Around our heads, the insects flitted like gold dust.

Later, at the creek, the water rushing by our feet looked too inviting.
Everyone stripped and dived in, “a religious experience,” Stephen said.
The two women, naked, climbed on a rock, their bodies beaded with light and water,

two Eves crouched against the greenery, while four Adams sloshed below.
We all have “real lives” to get back to, but isn’t this real life as well?
Is this a dream or are the lives we talked about after lunch?

As we leave the woods, we’re shown several trays of stuffed animals,
gathered road kill and those found dead in the forest: a mountain lion,
a fawn, an owl, several skunks and possums, and lots of bones and skulls.

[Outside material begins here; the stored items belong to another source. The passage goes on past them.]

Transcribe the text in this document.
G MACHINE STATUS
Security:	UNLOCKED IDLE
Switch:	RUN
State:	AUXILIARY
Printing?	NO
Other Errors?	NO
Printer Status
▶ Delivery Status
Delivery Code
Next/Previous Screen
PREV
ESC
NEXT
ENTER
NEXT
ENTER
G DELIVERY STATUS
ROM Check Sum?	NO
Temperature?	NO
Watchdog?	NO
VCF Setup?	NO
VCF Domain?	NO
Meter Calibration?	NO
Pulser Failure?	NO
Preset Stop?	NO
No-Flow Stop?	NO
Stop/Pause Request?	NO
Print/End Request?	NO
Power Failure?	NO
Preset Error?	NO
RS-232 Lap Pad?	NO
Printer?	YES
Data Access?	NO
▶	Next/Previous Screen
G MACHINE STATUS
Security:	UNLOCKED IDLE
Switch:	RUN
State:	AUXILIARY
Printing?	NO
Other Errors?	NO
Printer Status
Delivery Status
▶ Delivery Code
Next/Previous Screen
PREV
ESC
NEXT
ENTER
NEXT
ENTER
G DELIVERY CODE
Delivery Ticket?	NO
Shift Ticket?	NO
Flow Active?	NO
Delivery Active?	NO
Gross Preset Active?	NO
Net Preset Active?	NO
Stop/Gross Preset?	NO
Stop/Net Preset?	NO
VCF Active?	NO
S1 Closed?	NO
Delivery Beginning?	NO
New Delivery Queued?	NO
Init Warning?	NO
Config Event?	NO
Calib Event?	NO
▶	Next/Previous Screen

Only the bones and skulls look real. And the insects, still dancing in sunlight.



A Stone as a Thing of Beauty

There’s nothing you can learn more from
than a stone, but it takes patience.
The rest of nature’s easy to enjoy
trees, clouds, rivers, the boundless sky,
the moon, the sun, the astonishing stars
these even the careless can love.
But a stone needs to be approached with care
if you want something from it.
It rewards a slowness of time:
hold it in your hand a while
and watch it turn into a mountain;
toss it into the air and make it a planet
hurtling through the abyss;
catch it and feel the way you’ll spend eternity.



My Masterpiece

I sat down today to begin work on my masterpiece.
I opened the file named “mymasterpiece.doc”
and there was nothing in it, empty as a beached seashell.
So I went to work immediately to begin crafting the poem
that I’ll bequeath to posterity as my most important work.
First of all, it needs to be generous, compassionate, embracing.
It needs the clarity of Buddha, the suffering of Christ,
the wisdom of Confucius, the surety of Mohammed,
the authority of Moses, and the weaknesses of Bill Clinton.
It needs to represent and express humanity
with all of its extraordinary contradictions.
I want it to be Whitmanic in scope, Dostoevskian in depth,
Tolstoian in empathy, Faulknerian in complexity,
Joycean in originality, Jamesian in subtlety.
But my masterpiece should also be as lucid as Ray Carver,
as raunchy as Henry Miller, as angry as Celine,
as epigrammatic as Emily Dickinson, as eternal as Homer.
Then again, it should not be literary at all
It should dance like a butterfly, sting like a bee,
It should be very much like Mohammed Ali.
I’d like that it contorted be, like one of Shakespeare’s sonnets,
but not so twisted and complex that no one understands it.
A poem of charity and of hope,
with couplets like those of Alex Pope.
A little homespun wisdom from Robert Frost
from trees and brooks and far off stars.
But all these mentors make me nervous;
my masterpiece needs to be absolutely original:
mine and mine only, recognizable as Marilyn Monroe,
standing over a subway grate, her skirt lifted by the breeze.
How to begin such a daunting task?
Aha! the first line just came to me:
“I sat down today to begin work on my masterpiece.”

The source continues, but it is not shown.